Perguntas frequentes sobre Rodolfo Rensoli e o hip hop em Cuba

Quem foi Rodolfo Rensoli e qual foi sua contribuição para o hip hop em Cuba?

Rodolfo Rensoli foi uma figura chave na história do hip hop em Cuba. Ele foi promotor cultural, artista visual e fundador do primeiro festival de rap na ilha em 1995. Através de seu trabalho, abriu caminhos para jovens artistas, oferecendo-lhes um espaço para expressar suas realidades sem censura.

Como foi censurado Rodolfo Rensoli pelas instituições culturais em Cuba?

Rensoli enfrentou a censura e o silêncio institucional devido à sua aposta em uma cultura crítica e autônoma. O festival de rap que organizou foi usurpado pela Associação Irmãos Saíz e pelo Ministério da Cultura, que criaram a Agência Cubana de Rap para controlar o movimento e censurar as letras que questionavam a realidade política e social da ilha.

Qual é o legado de Rodolfo Rensoli no movimento hip hop cubano?

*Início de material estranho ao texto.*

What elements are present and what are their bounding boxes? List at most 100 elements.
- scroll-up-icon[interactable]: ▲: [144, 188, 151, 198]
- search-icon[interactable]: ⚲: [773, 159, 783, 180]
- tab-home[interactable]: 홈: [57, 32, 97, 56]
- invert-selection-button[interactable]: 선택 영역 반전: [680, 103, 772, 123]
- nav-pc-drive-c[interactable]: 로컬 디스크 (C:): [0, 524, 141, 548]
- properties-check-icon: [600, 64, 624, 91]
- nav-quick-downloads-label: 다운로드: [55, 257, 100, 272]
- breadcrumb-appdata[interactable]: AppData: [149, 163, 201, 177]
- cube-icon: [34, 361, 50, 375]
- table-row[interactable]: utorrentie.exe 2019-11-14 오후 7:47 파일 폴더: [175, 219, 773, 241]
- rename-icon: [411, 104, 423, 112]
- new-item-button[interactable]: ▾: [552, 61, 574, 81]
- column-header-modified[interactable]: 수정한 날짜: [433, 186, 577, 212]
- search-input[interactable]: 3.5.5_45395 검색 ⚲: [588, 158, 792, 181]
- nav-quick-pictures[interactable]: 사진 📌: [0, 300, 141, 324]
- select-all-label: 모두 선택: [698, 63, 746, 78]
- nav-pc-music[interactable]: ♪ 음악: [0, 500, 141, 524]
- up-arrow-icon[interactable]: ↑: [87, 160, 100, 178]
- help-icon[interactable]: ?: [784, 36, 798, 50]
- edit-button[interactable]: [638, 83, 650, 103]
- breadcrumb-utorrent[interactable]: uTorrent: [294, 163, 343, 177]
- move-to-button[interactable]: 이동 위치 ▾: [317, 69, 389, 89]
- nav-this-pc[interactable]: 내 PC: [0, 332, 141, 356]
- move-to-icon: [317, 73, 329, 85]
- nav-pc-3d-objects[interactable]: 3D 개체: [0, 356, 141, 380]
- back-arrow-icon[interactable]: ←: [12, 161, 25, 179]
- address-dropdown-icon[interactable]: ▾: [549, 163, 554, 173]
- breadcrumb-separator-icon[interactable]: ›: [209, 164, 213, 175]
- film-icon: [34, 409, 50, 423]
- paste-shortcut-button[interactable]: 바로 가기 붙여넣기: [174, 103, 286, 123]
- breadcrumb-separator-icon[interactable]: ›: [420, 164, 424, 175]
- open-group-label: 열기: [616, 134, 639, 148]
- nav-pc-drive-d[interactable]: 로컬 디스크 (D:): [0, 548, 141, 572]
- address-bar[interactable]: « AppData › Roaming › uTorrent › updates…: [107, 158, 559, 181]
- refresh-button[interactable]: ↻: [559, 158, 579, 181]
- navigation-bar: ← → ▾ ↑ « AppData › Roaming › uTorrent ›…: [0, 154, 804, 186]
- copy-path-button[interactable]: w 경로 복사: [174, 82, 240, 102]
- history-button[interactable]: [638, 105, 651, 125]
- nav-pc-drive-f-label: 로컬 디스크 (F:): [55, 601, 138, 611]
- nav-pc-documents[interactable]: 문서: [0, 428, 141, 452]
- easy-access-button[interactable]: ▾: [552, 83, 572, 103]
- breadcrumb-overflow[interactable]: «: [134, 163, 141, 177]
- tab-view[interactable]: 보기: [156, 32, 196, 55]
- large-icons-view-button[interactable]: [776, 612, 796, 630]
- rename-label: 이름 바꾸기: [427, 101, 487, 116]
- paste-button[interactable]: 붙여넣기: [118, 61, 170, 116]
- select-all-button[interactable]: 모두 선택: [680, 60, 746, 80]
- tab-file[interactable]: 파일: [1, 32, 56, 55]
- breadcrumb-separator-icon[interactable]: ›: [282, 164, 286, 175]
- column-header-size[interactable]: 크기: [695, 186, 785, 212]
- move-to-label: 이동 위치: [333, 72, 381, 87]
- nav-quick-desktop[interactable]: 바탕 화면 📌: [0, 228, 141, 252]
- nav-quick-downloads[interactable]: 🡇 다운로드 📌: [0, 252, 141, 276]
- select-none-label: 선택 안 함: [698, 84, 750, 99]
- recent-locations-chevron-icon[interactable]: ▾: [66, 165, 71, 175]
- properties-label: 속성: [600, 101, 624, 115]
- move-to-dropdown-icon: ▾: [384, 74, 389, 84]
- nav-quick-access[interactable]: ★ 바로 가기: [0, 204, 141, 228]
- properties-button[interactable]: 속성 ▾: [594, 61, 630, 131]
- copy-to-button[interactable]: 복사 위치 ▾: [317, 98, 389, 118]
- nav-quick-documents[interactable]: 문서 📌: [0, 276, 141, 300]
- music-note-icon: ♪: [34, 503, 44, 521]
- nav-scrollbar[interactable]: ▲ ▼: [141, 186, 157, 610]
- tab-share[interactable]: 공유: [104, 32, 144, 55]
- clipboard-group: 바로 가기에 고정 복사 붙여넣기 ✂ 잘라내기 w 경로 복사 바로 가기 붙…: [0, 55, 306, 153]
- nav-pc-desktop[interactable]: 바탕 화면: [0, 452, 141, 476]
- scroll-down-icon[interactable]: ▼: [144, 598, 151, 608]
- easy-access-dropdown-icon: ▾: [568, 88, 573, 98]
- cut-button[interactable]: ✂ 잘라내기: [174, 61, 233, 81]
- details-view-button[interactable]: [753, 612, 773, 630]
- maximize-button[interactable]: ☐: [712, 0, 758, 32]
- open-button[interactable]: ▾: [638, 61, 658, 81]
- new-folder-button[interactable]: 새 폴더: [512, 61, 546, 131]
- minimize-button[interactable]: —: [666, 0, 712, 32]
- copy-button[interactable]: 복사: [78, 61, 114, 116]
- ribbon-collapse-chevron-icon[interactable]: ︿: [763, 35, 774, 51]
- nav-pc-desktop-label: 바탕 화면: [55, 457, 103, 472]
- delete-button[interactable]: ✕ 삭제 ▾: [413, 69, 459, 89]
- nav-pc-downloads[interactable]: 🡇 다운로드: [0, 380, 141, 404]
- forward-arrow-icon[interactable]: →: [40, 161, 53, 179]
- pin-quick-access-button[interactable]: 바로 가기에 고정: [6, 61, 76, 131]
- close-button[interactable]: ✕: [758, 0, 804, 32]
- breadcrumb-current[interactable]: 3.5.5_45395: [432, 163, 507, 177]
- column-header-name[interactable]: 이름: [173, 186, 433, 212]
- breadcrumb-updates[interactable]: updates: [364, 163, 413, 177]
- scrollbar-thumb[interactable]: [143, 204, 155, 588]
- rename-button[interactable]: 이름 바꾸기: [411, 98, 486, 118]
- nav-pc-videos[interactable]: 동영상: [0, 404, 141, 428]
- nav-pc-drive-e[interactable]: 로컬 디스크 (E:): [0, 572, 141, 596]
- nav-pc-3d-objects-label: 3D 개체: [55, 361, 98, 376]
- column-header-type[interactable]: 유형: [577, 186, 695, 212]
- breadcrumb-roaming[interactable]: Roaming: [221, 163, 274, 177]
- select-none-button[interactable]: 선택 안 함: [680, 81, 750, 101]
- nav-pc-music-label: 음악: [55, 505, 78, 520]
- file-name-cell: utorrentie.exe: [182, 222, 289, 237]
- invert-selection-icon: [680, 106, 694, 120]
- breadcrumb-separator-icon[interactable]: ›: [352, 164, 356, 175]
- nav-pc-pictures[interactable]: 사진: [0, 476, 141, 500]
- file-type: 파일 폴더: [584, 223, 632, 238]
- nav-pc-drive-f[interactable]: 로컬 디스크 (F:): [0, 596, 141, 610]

O legado de Rensoli encontra-se na sua influência duradoura no hip hop cubano, especialmente na sua capacidade de servir como ferramenta de denúncia e transformação social. Seu trabalho continua a inspirar jovens artistas que buscam expressar suas verdades e lutar por uma identidade própria dentro do gênero.

Como se reflete a situação política e social de Cuba no trabalho de Rodolfo Rensoli?

O trabalho de Rensoli foi uma resposta direta às condições de marginalização e censura enfrentadas por muitos jovens em Cuba. Seus festivais de rap proporcionaram um espaço para que os artistas desafiassem as narrativas oficiais e expressassem suas experiências e frustrações com o sistema político cubano.